Police officer found guilty of manslaughter of ex-footballer Dalian Atkinson
A UK police officer, PC Benjamin Monk, has been convicted of the manslaughter of the former footballer Dalian Atkinson, after firing an electric stun gun into him for 33 seconds and kicking him twice in the head.
According to the Guardian, Monk of the West Mercia force was accused of lying in court about his account, and of kicking and stamping on Atkinson’s head while he was barely conscious on the ground.
Atkinson was kicked with such force his blood was found in the laces of Monk’s police-issue boots.
The jury reached its verdicts on Monk after 18 hours and 48 minutes of deliberation. They first acquitted him of murder, but then unanimously convicted him of manslaughter.
They are continuing to consider their verdicts on his co-accused, PC Mary Ellen Bettley-Smith, who denies actual bodily harm for striking Atkinson with a baton while he was on the ground.
Details of the unlawful violence the jury found Monk had used were only made public at trial almost five years after Atkinson’s death.
Atkinson, from Telford, Shropshire, was pronounced dead 70 minutes after the incident on 15 August 2016.
The former Aston Villa striker had gone to his childhood home in Meadow Close, which he had bought with the money he made from being a professional footballer, for his father Ernest. Shortly after 1.30 am, a neighbour called the police because Atkinson, 48, was causing a disturbance.
In a statement after the verdict, the Atkinson family said: “We are hugely relieved that the whole country now knows the truth about how Dalian died.
“While it has been hard for us not to be able to talk about the details of Dalian’s death, it has been even harder to sit through this trial and to hear PC Monk try to justify the force he used.
“On the night he died, Dalian was vulnerable and unwell and needed medical attention. He instead received violence and died with PC Monk’s bootlace prints bruised onto his forehead.

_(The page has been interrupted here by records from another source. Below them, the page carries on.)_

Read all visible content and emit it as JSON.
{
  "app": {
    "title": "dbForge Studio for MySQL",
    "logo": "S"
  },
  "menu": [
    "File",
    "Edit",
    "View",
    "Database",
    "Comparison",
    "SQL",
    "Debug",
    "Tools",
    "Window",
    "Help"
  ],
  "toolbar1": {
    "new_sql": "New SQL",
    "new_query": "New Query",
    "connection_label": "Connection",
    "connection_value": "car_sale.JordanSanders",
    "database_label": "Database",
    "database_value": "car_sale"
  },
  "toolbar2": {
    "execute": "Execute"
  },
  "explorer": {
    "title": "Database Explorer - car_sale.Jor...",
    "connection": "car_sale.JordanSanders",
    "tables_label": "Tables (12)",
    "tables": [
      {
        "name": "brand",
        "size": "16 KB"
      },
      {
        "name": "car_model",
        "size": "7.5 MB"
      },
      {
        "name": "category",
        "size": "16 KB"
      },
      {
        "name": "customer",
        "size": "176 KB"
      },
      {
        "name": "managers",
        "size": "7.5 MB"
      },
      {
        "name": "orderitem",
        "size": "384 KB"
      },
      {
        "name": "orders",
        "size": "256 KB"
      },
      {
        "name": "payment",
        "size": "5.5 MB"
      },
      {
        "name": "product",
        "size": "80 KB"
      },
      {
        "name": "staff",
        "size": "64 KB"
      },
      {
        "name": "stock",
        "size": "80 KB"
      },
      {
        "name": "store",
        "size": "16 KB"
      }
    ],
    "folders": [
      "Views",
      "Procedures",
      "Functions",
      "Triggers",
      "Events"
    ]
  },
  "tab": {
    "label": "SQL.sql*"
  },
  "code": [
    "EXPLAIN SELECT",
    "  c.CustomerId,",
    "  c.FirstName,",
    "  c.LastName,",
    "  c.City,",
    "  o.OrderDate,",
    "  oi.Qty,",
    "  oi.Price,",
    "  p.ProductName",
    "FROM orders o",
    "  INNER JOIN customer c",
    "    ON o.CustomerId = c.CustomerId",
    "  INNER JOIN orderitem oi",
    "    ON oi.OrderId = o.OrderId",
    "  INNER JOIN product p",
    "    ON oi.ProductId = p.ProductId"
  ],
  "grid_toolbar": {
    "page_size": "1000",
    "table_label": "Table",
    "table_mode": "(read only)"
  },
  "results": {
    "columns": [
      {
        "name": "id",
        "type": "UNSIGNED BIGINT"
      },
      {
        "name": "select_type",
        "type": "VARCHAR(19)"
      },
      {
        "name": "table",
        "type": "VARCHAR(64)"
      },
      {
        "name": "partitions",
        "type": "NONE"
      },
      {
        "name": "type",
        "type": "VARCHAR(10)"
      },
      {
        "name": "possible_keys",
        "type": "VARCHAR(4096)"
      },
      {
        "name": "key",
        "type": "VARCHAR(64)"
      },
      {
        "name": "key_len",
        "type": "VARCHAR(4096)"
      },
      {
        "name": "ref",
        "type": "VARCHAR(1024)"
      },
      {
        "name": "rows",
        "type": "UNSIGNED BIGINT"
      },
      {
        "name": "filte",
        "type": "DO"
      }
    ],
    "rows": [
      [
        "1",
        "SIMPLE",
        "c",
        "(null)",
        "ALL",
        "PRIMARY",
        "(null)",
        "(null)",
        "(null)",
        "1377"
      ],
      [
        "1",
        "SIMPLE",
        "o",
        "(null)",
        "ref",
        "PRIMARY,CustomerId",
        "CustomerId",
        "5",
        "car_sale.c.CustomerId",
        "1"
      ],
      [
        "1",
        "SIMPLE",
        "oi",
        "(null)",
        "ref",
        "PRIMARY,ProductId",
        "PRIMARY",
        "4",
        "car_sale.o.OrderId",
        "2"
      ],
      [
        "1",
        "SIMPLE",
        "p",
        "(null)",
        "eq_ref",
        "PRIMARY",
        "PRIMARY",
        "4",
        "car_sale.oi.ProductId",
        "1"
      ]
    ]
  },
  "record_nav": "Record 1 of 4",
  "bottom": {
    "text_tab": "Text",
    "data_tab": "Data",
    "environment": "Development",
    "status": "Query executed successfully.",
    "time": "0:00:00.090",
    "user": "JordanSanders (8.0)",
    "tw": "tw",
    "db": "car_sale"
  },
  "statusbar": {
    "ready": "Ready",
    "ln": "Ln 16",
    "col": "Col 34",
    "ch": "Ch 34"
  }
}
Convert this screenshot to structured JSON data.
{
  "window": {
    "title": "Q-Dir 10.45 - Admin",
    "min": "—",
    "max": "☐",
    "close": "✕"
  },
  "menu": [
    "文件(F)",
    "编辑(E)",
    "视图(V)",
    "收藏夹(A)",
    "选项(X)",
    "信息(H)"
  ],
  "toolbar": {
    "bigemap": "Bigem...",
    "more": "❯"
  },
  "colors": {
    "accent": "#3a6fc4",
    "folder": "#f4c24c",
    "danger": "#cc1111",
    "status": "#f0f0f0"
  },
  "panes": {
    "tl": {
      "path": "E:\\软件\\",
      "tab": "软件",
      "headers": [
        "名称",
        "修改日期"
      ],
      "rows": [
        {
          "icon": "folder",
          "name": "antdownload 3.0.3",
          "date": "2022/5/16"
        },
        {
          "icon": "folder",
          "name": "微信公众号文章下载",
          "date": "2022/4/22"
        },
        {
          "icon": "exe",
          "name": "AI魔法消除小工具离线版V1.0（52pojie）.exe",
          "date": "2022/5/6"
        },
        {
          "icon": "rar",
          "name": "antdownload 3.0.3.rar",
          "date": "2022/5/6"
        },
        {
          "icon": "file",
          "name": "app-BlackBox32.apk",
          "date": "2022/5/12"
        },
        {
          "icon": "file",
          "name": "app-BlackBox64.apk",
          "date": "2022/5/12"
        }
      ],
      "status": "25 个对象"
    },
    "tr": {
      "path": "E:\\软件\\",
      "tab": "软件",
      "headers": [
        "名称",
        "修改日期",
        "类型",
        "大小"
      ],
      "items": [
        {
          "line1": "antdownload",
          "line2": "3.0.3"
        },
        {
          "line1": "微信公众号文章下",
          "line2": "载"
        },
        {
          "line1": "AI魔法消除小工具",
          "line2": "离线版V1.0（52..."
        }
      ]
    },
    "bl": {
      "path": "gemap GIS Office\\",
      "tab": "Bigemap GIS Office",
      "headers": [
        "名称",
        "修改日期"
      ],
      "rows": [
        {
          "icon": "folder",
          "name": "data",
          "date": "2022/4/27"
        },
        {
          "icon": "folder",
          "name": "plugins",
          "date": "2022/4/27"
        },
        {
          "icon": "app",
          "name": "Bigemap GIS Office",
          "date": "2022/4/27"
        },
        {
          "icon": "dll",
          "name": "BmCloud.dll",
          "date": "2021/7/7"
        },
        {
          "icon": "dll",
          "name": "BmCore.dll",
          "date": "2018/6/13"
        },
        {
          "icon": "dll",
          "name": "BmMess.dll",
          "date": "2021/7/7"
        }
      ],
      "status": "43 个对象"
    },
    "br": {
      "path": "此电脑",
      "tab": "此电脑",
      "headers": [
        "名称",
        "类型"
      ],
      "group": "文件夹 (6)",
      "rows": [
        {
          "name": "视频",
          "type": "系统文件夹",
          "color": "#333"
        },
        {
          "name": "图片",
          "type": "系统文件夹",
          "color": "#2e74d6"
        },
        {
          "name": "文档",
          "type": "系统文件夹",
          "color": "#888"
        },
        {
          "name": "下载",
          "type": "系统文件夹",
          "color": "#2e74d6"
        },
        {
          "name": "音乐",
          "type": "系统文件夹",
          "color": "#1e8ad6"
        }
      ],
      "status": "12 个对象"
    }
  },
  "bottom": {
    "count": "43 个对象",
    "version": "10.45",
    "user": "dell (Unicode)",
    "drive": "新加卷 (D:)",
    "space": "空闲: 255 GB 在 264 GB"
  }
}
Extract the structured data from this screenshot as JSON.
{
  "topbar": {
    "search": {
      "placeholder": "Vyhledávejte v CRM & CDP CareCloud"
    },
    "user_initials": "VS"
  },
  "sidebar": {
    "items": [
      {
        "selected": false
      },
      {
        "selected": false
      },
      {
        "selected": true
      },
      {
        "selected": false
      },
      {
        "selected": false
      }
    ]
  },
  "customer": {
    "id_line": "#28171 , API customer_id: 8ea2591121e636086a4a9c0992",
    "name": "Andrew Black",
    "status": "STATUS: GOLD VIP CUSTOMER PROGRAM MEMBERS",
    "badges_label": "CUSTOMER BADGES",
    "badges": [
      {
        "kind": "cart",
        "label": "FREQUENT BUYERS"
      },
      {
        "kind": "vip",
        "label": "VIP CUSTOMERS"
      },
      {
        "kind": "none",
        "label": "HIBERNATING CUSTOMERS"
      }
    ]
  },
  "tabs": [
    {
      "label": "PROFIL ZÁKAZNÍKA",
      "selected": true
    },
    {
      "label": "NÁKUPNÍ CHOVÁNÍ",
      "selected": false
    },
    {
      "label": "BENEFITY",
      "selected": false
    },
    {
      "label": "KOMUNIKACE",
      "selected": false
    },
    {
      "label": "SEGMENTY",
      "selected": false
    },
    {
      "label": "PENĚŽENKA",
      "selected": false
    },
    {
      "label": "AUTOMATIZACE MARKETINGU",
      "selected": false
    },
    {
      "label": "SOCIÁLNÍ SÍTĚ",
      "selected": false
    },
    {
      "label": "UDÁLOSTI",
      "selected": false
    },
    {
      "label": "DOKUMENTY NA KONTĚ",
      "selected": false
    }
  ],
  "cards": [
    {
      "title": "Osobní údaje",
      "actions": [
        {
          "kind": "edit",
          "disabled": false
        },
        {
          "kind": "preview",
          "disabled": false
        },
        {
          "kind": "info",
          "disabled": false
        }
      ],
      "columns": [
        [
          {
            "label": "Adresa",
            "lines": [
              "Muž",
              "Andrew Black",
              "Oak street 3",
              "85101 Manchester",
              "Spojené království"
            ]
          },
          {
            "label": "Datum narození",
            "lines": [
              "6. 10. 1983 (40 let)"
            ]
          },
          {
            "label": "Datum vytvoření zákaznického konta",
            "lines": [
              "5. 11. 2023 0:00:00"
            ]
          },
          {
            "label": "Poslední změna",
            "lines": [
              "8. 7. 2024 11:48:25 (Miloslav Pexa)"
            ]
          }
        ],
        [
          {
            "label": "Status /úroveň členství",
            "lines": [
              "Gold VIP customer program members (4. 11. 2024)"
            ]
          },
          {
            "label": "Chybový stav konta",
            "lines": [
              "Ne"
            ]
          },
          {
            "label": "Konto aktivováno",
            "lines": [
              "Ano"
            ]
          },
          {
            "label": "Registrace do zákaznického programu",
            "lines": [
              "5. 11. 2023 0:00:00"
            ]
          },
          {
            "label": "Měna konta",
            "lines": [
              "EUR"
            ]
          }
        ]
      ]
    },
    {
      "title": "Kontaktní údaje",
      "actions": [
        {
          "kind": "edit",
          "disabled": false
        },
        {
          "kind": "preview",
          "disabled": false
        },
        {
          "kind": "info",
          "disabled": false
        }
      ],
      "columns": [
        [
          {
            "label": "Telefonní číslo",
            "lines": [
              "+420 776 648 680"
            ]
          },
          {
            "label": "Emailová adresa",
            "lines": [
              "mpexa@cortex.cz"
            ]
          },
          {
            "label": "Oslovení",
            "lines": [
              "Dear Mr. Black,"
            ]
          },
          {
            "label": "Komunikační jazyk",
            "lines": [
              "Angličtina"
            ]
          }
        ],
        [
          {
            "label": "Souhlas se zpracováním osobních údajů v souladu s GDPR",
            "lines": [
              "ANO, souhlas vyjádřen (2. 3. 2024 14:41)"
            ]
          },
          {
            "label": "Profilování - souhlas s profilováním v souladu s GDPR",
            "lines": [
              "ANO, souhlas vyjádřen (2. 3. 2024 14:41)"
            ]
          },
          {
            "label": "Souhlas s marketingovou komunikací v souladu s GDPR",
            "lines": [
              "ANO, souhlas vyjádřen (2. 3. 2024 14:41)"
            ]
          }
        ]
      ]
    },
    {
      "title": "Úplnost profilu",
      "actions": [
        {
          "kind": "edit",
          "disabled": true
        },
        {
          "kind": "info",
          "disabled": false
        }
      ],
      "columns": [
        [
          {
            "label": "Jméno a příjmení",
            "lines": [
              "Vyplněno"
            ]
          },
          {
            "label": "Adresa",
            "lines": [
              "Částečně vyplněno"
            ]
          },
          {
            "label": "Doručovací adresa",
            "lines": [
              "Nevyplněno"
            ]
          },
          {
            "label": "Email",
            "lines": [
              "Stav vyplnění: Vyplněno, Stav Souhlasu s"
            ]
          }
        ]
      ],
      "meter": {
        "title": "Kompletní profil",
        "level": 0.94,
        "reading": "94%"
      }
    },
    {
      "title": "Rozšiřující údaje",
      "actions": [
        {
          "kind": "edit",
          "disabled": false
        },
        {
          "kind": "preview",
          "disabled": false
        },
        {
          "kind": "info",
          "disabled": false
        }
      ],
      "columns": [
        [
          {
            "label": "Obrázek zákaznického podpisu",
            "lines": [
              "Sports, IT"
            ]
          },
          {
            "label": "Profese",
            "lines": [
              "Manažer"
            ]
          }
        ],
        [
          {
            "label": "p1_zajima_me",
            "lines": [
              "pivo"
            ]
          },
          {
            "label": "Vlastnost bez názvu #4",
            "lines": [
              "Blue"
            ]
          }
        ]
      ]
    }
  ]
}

“We have been sickened to hear PC Monk try to minimise the force he used on Dalian and exaggerate the threat he posed. Fortunately, the jury has seen through the lies and the pretence. We would like to thank the jury members for all their hard work and attention.”
Atkinson achieved fame as a striker for Aston Villa and also played for clubs in South Korea, Spain and Turkey. He retired from football in 2001.